Remember that Autumn,
we drove up to Campbell River,
like teenagers, skipping out of class –
a cackle of women, spiritually forming?
Felt as if we had bided our time, willing
this union to occur – high on anticipation,
giddy that our routine femininity had
been strewn across the barricades
of our socially contrived existence.
We were like lesbian lovers, unafraid
to explore our crevices, our souls
hungering for release…
We were researchers, reinventing masks
adopted in formative years, stretching
our capacity to believe…
awakened by the crones amongst us,
sisters united, standing in the the flood
of our collective herstory, shedding
the padding of our religious upbringing,
teetering on the brink of a lost divinity.
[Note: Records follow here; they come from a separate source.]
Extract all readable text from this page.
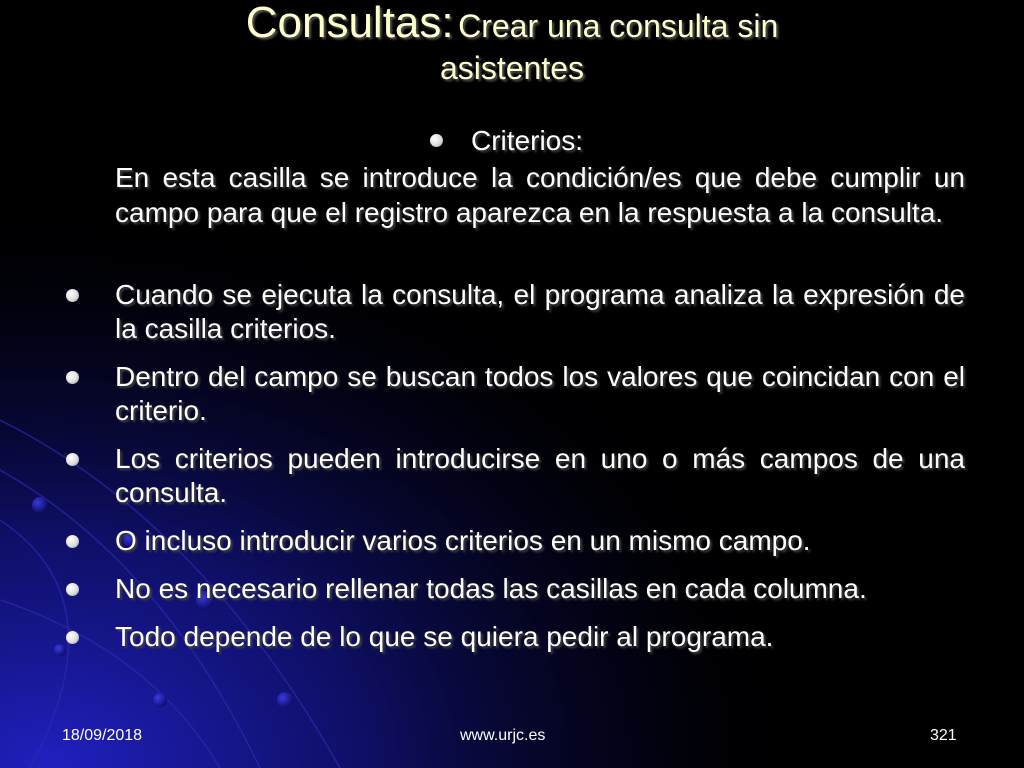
Consultas: Crear una consulta sin
asistentes
Criterios:
En esta casilla se introduce la condición/es que debe cumplir un campo para que el registro aparezca en la respuesta a la consulta.
Cuando se ejecuta la consulta, el programa analiza la expresión de la casilla criterios.
Dentro del campo se buscan todos los valores que coincidan con el criterio.
Los criterios pueden introducirse en uno o más campos de una consulta.
O incluso introducir varios criterios en un mismo campo.
No es necesario rellenar todas las casillas en cada columna.
Todo depende de lo que se quiera pedir al programa.
18/09/2018	www.urjc.es	321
Weavers, once paralyzed by the guck
of patriarchal dictates, fear of ascension
retreating, we broke free, immersed in
Goddess splendour, felt the ecstasy
of true abandonment, were wild women
unrestrained, catalysts for change.
How is it that the passion faded so abruptly –
that motherhood and responsibility, and
the rigours of competing in daily life stripped
away the afterglow, smacked me back into
this rigid self-definition, prayerful, thankful,
yet lacking the empowerment of the island?
Have I stored her somewhere; is there even
a space within me capable of housing such
expansiveness, open to wading once again
in the waters of a lunar deity, wiling to sacrifice
superficiality for the compassionate mystery
of the Black Madonna haunting my memory?
( Black Madonna first appeared here in November of 2016. I resubmit her (slighting edited) in response to Willow Poetry’s image prompt (featured): What Do You See?)